Freezer meals are great. They’re just great. You can pull them out, pop them in the oven, and boom. Meal. The problem, as a vegetarian, is coming up with freezer meals that are not just soup. There’s only so many times I can have black bean chili, let’s be real. When we started this whole med school journey, Tyler and I decided to invest in an external freezer unit, and it has definitely paid back dividends. I’ve used it a lot over these four years and am definitely planning on using it for residency.
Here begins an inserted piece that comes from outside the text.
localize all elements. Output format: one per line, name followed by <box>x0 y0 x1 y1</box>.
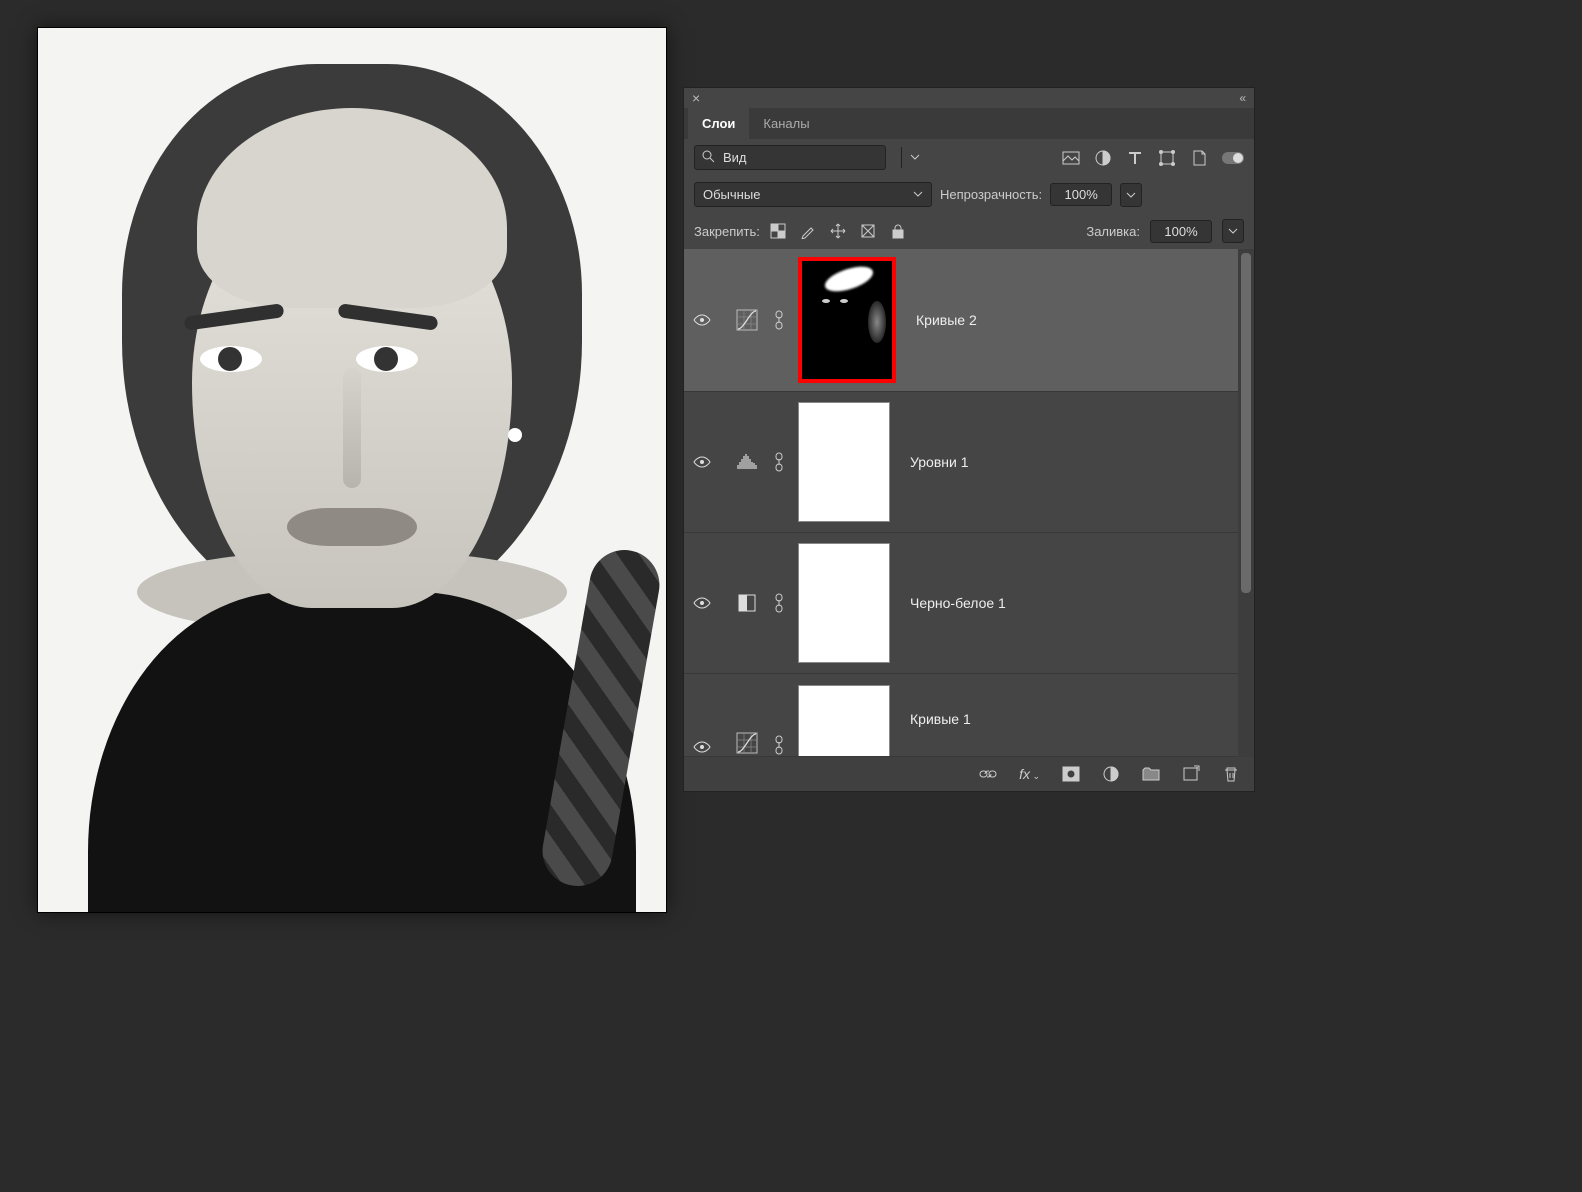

The options are not endless, nor are they necessarily what I define as an entire meal (it’s hard to freeze a salad to be honest), but it can make it so that your dinner is ready SUPER fast, or that your dinner prep is limited.
Things I’ve done over the years: burritos, enchiladas, Quesadillas, black bean and rice in a ziplock, lasagna, stuffed shells, lasagna rolls, cubed and flavored tofu, vegetarian pot pies, freezer breakfast burritos, smoothie components in a ziplock bag, chili, butternut squash soup, indian cooked vegetables (shaak), dahl, cooked rice, pupusas, gnocchi, spaghetti/enchilada sauce, bechamel sauce, pesto, tortilla pie…those are the ones I can remember.
Basically to make a freezer meal of any kind, you just have to think about what would freeze well, by that I mean a meal where the texture is not critical, and the flavor profile does not change when you freeze it. For example, freezing cooked spaghetti would be a horrid idea because when you defrost it and heat it up, it will turn to mush. Another key of freezer cooking — cook pastas and grains super al dente, they’re going to be cooked again, and you don’t want them to be mush.
This is one of my favorites: lasagna rolls. For me they are easier to “stuff” than shells, and the ratio of carb:fat/veggies is one I like — basically low on carbs. It’s easy to make, fill, and freeze.
1) Again, cook the noodles al dente, my rule of thumb is that when they are just soft enough to roll, they are done.
2) If you are using any kind “wet” veggie, make sure you squeeze out the water as much as possible (i.e. spinach, even frozen spinach).
3) If it does not taste good fresh, it will not taste good reheated after freezing. This seems obvious, but it is a mistake I’ve made pllllenty of times.
Freezer Lasagna Rolls
-9×9 aluminum pan or freezer safe pan (i.e. pyrex if you don’t want to use aluminum)
-1 packet lasagna noodles, not the “quick cook” variety
-16 oz ricotta cheese
-1 cup mozarella/cheddar/your favorite cheese + extra for topping
-Veggies — I suggest frozen chopped spinach, kale, artichokes, roasted red peppers. Pick 1-2 of these and use them. Make sure you squeeze the water out of the “wet” veggies.
-Oregano and basil to taste
-Your favorite spaghetti/pasta sauce
1. Boil and salt a large pot of water, and toss your noodles in to cook. Stir occassionally to make sure they don’t stick. At around 3 minutes, pull one out, run it under cold water, and see if it’s maleable enough to be rolled. If not, then put it back in, checked every 30 seconds.
2. Strain the pasta when it’s done, and rinse it off with cold water, this will help to keep it from sticking.
3. In a bowl, mix together your cheeses, veggies, and spices that you want.
4. Put down a layer of spaghetti sauce in your container
5. Lay out a noodle, put a layer of cheese-veggie mix and spread evenly.
6. Roll from one end to another, and viola! A lasagna roll. Place it in your pan whichever direction you prefer.
7. Repeat until your pan is full, ladle more sauce on top, top with a layer of cheese
8. Cover with aluminum foil tightly to prevent freezer burn, label, place in a freezer bag if possible. Will last for two months.
9. To cook, pull out in the morning, and let it defrost in the morning, and pop in the oven at night at 400 uncovered for 30 min. If you don’t have the time to do that, just pop it in oven frozen (if it’s in an aluminum container — not glass), at 425 for an hour, check at 30 minutes and adjust heat as needed.